I see this trend in individuals working remotely continuing to increase. I certainly don't think this is the end. I think it's only just begun. Going back to there's a lot of pros from an employment side of it, as well as an organizational side of it. So, I see the trend continuing and that next generation of individuals that are coming up within organizations right now, obviously flexibility and that work/life integration and being able to have that work/life integration is key to them.
So, organizations really have an obligation to figure out how to make this a win/win, both from an employee side and an organizational side, so I see it continuing and then I see a requirement that organizations really need to ensure they're setting clear expectations with these individuals that are working remotely. Because individuals want to know, "Am I hitting the mark or am I missing the mark?" Whether you're at home or in an office setting.
Those people leaders have to be, it's now more important than ever to really ensure that their individuals that they're responsible for have a very clear understanding as to what's expected of them, and that need is just going to increase from here, just based on the number of people that are going to continue to more integrate their work and their life, and work from home, or an office, or a coffee shop, or an airport, wherever it's convenient for them, and the goal being what's the result that we're looking to achieve? How can those leaders support those individuals that are working in all of different areas to get to that result?
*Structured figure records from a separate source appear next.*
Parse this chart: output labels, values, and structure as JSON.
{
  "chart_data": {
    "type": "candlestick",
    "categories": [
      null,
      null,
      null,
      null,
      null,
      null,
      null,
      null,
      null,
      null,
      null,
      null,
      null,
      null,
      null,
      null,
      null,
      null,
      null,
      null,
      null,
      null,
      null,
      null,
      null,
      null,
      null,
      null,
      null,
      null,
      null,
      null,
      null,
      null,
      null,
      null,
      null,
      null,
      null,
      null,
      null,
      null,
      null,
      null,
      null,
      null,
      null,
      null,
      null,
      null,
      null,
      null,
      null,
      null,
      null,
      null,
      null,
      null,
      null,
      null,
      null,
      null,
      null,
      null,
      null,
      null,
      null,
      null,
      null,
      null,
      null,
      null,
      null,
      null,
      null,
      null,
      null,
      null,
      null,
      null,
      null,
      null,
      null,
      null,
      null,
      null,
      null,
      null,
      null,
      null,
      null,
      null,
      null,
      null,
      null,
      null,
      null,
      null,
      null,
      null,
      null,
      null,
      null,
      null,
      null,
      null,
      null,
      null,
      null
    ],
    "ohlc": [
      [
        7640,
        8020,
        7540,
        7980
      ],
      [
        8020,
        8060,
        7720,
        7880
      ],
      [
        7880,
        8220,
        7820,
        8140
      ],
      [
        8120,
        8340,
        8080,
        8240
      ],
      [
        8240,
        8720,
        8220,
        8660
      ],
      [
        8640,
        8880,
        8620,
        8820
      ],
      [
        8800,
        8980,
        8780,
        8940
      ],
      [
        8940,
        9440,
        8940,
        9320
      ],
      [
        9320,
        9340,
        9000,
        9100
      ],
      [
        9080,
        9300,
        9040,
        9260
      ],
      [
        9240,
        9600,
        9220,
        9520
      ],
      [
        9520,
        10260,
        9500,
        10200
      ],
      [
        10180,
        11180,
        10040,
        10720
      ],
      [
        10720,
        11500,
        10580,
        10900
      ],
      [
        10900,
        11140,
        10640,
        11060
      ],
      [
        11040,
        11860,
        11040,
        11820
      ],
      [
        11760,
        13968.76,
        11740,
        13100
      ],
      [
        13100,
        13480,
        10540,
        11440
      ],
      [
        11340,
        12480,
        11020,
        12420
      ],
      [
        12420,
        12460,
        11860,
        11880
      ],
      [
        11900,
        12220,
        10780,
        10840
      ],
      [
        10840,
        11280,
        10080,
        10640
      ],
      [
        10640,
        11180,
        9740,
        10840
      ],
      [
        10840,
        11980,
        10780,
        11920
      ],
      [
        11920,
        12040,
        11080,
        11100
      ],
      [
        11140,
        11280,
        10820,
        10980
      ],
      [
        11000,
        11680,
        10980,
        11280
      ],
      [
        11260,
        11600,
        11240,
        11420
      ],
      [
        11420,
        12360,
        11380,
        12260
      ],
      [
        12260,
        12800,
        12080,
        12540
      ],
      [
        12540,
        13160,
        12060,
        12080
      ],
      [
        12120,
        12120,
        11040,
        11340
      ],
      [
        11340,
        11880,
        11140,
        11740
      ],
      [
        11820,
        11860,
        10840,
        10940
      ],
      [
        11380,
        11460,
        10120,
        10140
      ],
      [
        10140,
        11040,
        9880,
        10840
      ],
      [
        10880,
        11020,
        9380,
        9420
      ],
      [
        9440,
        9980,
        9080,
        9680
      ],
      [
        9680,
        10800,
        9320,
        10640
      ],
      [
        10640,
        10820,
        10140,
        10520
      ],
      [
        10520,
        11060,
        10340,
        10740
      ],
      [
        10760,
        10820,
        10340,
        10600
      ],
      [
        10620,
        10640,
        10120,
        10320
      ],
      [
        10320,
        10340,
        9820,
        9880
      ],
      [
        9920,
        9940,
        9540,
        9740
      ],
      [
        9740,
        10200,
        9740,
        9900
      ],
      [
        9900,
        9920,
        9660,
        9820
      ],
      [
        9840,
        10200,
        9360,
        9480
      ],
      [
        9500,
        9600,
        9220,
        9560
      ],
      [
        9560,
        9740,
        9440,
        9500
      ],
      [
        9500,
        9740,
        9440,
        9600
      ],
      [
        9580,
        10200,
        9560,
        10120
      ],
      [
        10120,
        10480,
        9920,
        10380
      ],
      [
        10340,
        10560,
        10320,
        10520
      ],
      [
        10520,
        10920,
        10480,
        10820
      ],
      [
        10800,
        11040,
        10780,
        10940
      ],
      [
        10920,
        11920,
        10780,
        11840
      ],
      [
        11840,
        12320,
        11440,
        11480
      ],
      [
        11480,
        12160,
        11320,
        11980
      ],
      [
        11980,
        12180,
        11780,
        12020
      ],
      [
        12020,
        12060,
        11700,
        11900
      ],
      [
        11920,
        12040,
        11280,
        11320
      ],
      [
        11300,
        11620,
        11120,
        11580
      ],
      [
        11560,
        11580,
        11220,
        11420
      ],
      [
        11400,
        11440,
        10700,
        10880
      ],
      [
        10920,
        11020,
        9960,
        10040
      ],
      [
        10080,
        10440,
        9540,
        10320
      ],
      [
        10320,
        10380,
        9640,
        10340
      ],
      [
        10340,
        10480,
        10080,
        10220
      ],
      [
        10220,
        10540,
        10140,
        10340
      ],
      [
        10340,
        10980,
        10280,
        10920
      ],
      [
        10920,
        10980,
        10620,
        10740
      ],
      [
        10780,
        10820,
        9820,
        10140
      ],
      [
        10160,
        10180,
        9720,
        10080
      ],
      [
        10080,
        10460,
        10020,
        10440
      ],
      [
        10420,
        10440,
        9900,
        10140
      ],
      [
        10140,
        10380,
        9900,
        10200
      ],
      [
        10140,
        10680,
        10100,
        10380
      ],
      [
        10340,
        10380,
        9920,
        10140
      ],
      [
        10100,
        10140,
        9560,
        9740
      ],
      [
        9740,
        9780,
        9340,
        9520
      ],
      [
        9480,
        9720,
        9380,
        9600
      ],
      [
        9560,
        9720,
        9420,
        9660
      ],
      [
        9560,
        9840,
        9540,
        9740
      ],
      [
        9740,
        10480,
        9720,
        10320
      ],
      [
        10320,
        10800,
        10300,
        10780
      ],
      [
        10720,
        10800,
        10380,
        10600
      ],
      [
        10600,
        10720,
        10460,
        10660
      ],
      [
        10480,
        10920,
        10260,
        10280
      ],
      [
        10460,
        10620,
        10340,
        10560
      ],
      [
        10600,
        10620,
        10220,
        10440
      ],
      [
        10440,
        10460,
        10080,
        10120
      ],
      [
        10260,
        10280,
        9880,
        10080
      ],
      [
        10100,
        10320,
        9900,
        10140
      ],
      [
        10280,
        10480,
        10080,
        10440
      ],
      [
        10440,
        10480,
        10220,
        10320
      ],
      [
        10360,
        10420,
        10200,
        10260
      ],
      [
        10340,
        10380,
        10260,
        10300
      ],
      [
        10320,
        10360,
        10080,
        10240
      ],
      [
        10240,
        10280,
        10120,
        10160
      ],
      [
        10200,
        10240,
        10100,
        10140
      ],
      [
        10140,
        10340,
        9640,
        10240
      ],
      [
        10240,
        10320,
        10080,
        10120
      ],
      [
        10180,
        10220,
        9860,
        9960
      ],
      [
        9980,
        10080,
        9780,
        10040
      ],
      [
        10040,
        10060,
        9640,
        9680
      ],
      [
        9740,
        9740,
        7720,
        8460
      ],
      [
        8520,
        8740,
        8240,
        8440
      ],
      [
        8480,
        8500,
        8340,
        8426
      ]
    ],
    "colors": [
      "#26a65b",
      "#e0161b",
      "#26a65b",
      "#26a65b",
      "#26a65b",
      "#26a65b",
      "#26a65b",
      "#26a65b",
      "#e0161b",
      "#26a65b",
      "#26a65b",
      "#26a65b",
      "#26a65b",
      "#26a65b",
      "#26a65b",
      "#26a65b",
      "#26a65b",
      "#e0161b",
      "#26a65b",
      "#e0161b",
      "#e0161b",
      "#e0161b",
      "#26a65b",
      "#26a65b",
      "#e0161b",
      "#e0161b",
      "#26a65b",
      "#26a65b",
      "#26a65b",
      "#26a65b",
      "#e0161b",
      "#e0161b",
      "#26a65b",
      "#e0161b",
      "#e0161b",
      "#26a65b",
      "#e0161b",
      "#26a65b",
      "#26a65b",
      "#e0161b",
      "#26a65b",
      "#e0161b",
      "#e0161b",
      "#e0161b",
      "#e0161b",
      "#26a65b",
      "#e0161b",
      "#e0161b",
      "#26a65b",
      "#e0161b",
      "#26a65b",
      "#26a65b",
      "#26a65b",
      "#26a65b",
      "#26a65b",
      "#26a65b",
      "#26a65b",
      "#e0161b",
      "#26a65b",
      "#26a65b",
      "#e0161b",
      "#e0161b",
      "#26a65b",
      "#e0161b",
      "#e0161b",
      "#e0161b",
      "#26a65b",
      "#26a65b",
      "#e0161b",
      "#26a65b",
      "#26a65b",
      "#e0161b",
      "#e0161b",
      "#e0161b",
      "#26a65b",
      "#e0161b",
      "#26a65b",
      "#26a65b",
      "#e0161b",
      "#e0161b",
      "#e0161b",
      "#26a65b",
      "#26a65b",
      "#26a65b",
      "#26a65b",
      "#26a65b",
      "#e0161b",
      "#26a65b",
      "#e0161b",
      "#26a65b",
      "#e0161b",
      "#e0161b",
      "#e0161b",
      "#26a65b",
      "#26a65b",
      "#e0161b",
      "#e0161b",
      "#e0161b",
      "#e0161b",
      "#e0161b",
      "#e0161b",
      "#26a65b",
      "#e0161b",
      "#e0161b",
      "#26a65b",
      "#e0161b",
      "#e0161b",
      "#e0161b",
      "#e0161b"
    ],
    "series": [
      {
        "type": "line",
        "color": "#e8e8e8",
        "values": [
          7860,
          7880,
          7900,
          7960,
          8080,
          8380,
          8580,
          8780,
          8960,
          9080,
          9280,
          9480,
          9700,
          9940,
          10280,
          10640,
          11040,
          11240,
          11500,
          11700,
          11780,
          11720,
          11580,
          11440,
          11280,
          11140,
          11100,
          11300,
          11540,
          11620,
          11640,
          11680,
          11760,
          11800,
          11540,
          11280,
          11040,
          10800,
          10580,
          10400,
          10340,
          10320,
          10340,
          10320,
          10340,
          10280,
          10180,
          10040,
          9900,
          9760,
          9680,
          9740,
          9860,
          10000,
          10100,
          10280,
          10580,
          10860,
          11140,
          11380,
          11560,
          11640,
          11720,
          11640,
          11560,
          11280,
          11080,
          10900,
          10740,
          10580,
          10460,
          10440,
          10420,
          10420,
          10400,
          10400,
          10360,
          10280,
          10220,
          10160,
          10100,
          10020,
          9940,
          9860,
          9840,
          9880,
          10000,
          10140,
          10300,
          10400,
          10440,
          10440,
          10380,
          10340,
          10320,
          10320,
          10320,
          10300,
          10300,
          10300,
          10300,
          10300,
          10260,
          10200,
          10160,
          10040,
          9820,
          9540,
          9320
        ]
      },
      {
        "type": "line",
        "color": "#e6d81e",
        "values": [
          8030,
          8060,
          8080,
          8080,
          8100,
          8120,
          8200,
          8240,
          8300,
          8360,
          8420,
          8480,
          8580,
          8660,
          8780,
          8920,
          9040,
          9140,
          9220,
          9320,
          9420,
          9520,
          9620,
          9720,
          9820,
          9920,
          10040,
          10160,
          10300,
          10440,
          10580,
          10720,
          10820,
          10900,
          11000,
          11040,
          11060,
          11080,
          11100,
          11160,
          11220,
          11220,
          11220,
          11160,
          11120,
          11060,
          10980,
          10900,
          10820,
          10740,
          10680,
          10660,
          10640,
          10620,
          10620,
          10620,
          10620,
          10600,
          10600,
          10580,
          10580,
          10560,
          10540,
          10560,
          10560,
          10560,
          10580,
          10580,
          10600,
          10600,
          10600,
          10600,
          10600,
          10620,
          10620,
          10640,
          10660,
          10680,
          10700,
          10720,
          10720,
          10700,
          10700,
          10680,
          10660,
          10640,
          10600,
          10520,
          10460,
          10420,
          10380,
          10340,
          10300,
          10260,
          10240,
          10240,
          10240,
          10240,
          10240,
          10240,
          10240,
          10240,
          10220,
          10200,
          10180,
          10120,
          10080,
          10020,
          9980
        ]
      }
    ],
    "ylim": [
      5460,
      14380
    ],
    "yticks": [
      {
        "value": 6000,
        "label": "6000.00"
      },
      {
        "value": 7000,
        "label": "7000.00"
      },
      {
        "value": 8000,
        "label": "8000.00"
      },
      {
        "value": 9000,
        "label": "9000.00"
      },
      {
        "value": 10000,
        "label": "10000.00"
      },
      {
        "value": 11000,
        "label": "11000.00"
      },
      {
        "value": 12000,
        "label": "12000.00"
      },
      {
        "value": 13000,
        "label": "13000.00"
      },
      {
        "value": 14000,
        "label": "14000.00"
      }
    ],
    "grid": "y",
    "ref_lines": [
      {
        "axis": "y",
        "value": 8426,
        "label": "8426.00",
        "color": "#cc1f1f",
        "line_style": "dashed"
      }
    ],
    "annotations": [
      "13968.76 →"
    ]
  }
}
I want to emphasize two points that Katie made throughout the interview. First, I'd say her most important point is that managers should always remember that technology can't replace the personal touch. This doesn't mean remote employees have to be flown in every other week or once a month just to maintain a face-to-face in person connection. Instead, this means to show a genuine and sincere interest in your team members, and this includes those who work remotely.
You may not be able to eat lunch with them or go to happy hour or whatever, but you can and should show an interest in them as people, not just thinking of them as a talking head that shows up on your computer screen from time to time.
The second point I wanted to call out is to set clear expectations about how to use technology and when. Based on your team's unique culture, set expectations about when email versus phone versus chat versus other technology should be used. It can be counterproductive to use email when a quick phone call would suffice. It can also be counterproductive to try to set up a meeting with people in various locations and time zones, when a meeting really isn't needed, and just going through a chat or messaging program is fine.